Das vasenförmige Aschegefäß stand auf dunkelrotem, goldglänzendem Brokat. Kerzenflammen spiegelten sich auf der polierten schwarzen Oberfläche, Harry nahm es erst jetzt wahr. Das Behältnis wirkte mit einem Mal größer. Als wäre es näher gerückt.

Auch bemerkte er, dass sich einzelne Köpfe immer wieder nach ihm umdrehten. Damit hatte er gerechnet, sich innerlich dagegen gewappnet auf dem Weg hierher. Er rückte enger an die Wand, entzog sich den Blicken, mochte nicht in fremde Augen schauen. Heimlich musterte er seinerseits die Leute. Sie standen dicht gedrängt. Vermutlich Fans. Die Älteren unter ihnen hatten ihn noch auf der Bühne erlebt. Unizirkel, Studentenkneipenszene. Harry erkannte einige wieder, auch wenn er die Namen nicht hätte sagen können. Unverändert die schwarzen T-Shirts, die schwarzen Lederjacken. Müde schauten sie aus.

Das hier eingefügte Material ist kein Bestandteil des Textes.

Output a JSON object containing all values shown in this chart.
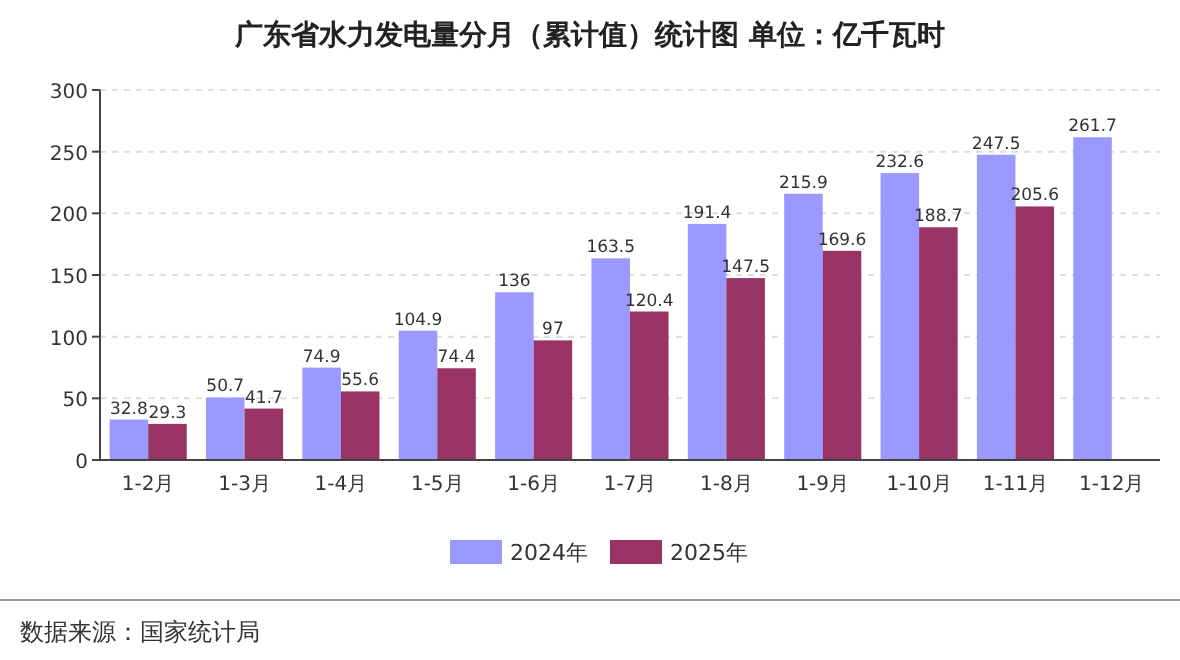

Sellwerths Solo war zu Ende, das Thema wurde wiederholt, es erschien ihm auf einmal lächerlich. Ausgerechnet diese verstaubte Nummer hatten sie für das Ritual ausgewählt. Auch der Schluss des Stücks war damals von ihnen gemeinsam entwickelt worden, er erinnerte sich. Es dauerte Ewigkeiten, bis die letzten Klänge versickerten, die Stille unerträglich wurde. So war es gedacht.

In der Trauerhalle trat man von einem Bein aufs andere. Ein Pfarrer war nicht zur Stelle, eine Rede offenbar nicht vorgesehen. Die kahlen Wände warfen jedes Räuspern hart zurück. Endlich setzten die beiden Wärter mit einstudierter Gemessenheit ihre Mützen auf und lösten die Torverriegelungen. Quietschend und knarzend öffneten sich die Flügel. Sonnenwärme schlug in den klammen Saal. Vom Tageslicht getroffen blitzten die grellweißen Blüten neben dem schwarzen Gefäß. Brokat funkelte, von jenseits des Parks drang Verkehrslärm herein. Dazwischen Vogelrufe. Die zusammengepferchten Menschen zwinkerten. Harry war froh, abseits im Schatten zu stehen. Schon vor Jahren hatte er diese Stadt verlassen. Mit den Leuten von damals wollte er nichts mehr zu tun haben.

Ein dritter Wärter tauchte auf, nahm die Urne vom Gestell, trug sie mit ausgestreckten Armen durch die auseinanderweichende Menge. Auf der Schwelle hielt der Mann an. Zögerlich begann man sich hinter ihm aufzustellen. Harry stand nun direkt neben dem Uniformierten, Sellwerths Urne zum Greifen nah. Er senkte den Kopf, hob ihn aber sofort wieder und streckte trotzig das Kinn vor. Sein Blick fiel auf Sellwerths Vater, der hinter Wärter und Urne den Trauerzug anführte. Nur einmal waren sie einander begegnet. Der offen zur Schau getragene Stolz auf den exzentrischen Sohn hatte Harry seinerzeit verblüfft. Der Mann war vielleicht etwas grauer geworden, sonst sah er aus wie früher. Selbstsicher, athletisch, für sein Alter gut trainiert. Zwischen fünfzig und sechzig vermutlich. Sellwerths Vater wirkte gefasst, nur sein Hals und seine Ohren waren stark gerötet.

Unwillkürlich streckte er ihm die Hand hin.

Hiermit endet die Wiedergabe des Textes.